Quando eu amo mesmo um cineasta é porque ele tem uma verdadeira visão do mundo, uma visão generosa: gosta da comédia/tragédia humana. Gosta DE VERDADE.
No sentido em que dizes: um cineasta que poderia ter moldado para mim uma visão do mundo? Bom, vou escolher o Jean Renoir. Perfeito equilíbrio de todas as qualidades francesas de inteligência da humanidade como ser social, ser de vida e de morte. Nesse sentido, visão do mundo, ele, Renoir, acima de tudo. Por exemplo, o filme dele sobre a Revolução Francesa, La Marseillaise (1938). É muito mais até que uma “obra-prima” para mim. Visão do mundo não é apenas uma questão de alta ou baixa cultura: é afecto, é pensamento, é ética. Para mim, uma das sequências mais belas em todo o cinema mundial é quando um dos soldados vindos de Marselha (para a Fête de la Fédération em 1792) faz parte de um ataque ao Palácio das Tuileries onde se encontra ainda o rei Louis XVI. Há confronto, as balas, os soldados a defender o rei. Um dos marselheses fica ferido, e cai no chão ao lado de uma mulher do povo cujo bebé chora. Então, o revolucionário ferido olha para a mulher ao lado e diz: “eu também tenho vontade de gritar…”. Coisa tão humana.

A Sylvie viveu a época dourada da cinefilia. Entretanto, falou-se (por exemplo, Susan Sontag) na morte da cinefilia. Mais recentemente, assisto, nomeadamente com o fenómeno do online, a um renascimento da cinefilia (fervor em ver, partilhar e discutir cinema, se não em cafés e cineclubes, nas redes sociais e em fóruns online). Como avalia todas estas mudanças?

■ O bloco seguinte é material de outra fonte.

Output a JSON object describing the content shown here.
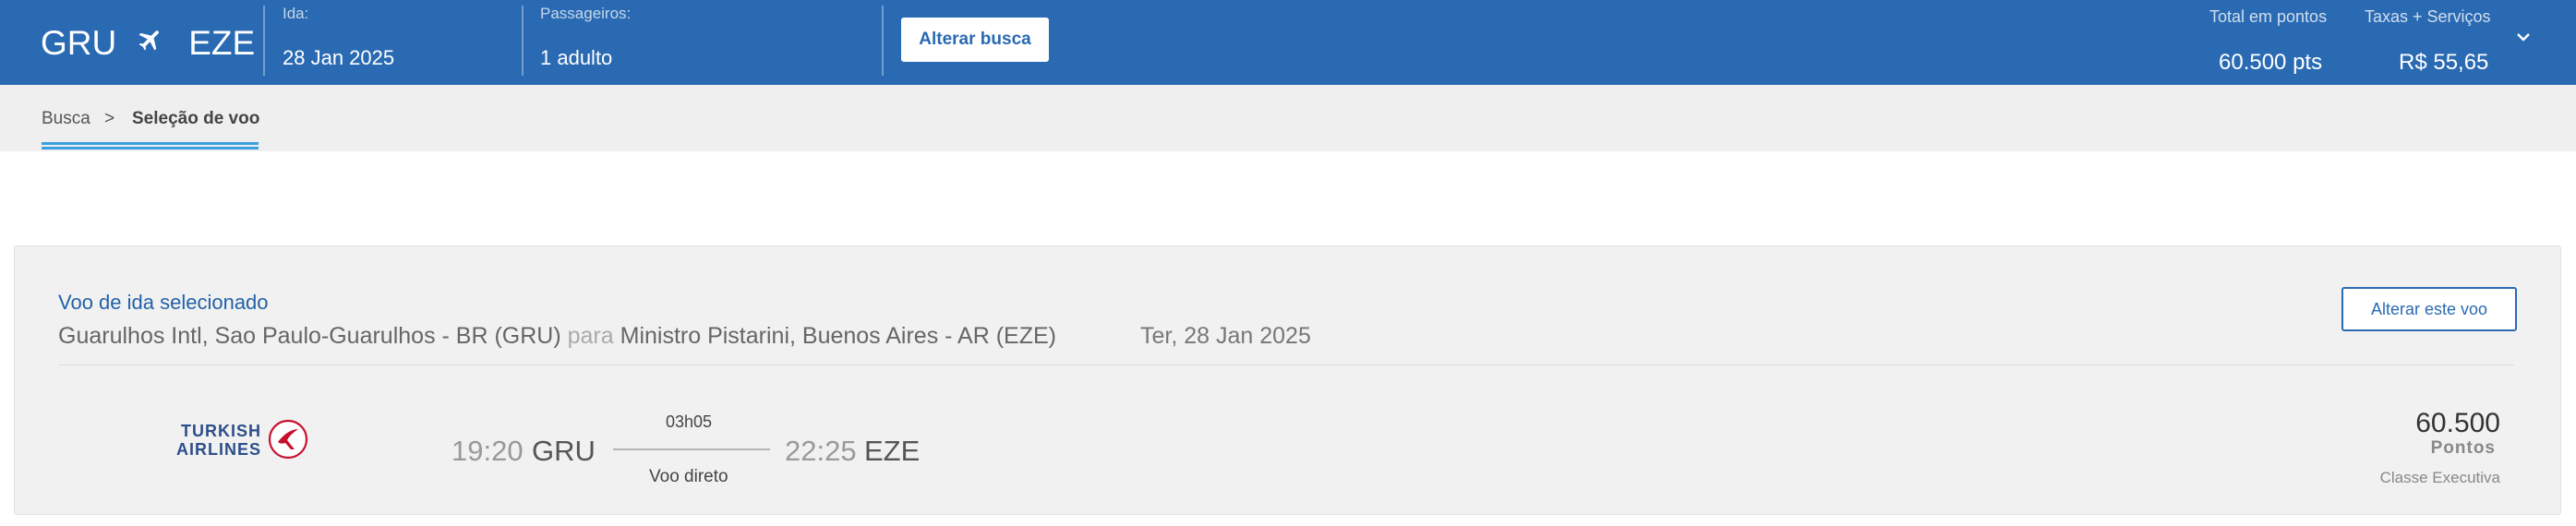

Morte da cinefilia? Pode ser. Somos dinossauras. Século do cinema é mesmo o vigésimo. Mas acredito of course no futuro do online. Também somos um país, a França, onde a cinefilia resiste muito. Não sou muito nacionalista. Os franceses são muito arrogantes. But… é verdade que gostamos de cinema. A nossa cinemateca oferece uma programação riquíssima, a nossa televisão oferece muitos filmes bons.
No outro dia descobri um filme muito bom do Roschdy Zem que se chama Bodybuilder (2014). Sobre homens, e até mulheres, que cultivam a musculação dos corpos. Cultura um pouco absurda, onde nem se ganha dinheiro nas competições. But, coisa humana. O corpo humano é um assunto de cinema fabuloso.
Como é a sua relação presente com o cinema: ainda vai às salas, o que vê e como diagnostica o cinema contemporâneo?
Onde vejo cinema hoje? Nas salas menos, embora ainda tenhamos muitas. Gosto de ver em casa, em DVD ou em canais especializados em cinema na TV. Ver no ecrã do computador, às vezes, por motivos de trabalho, ou para me comunicar com amigos ou companheiros, portugueses, brasileiros, yankees.
Sou uma pessoa lenta, gosto dos processos profundos, nada de superficial: para o online preciso de me acostumar.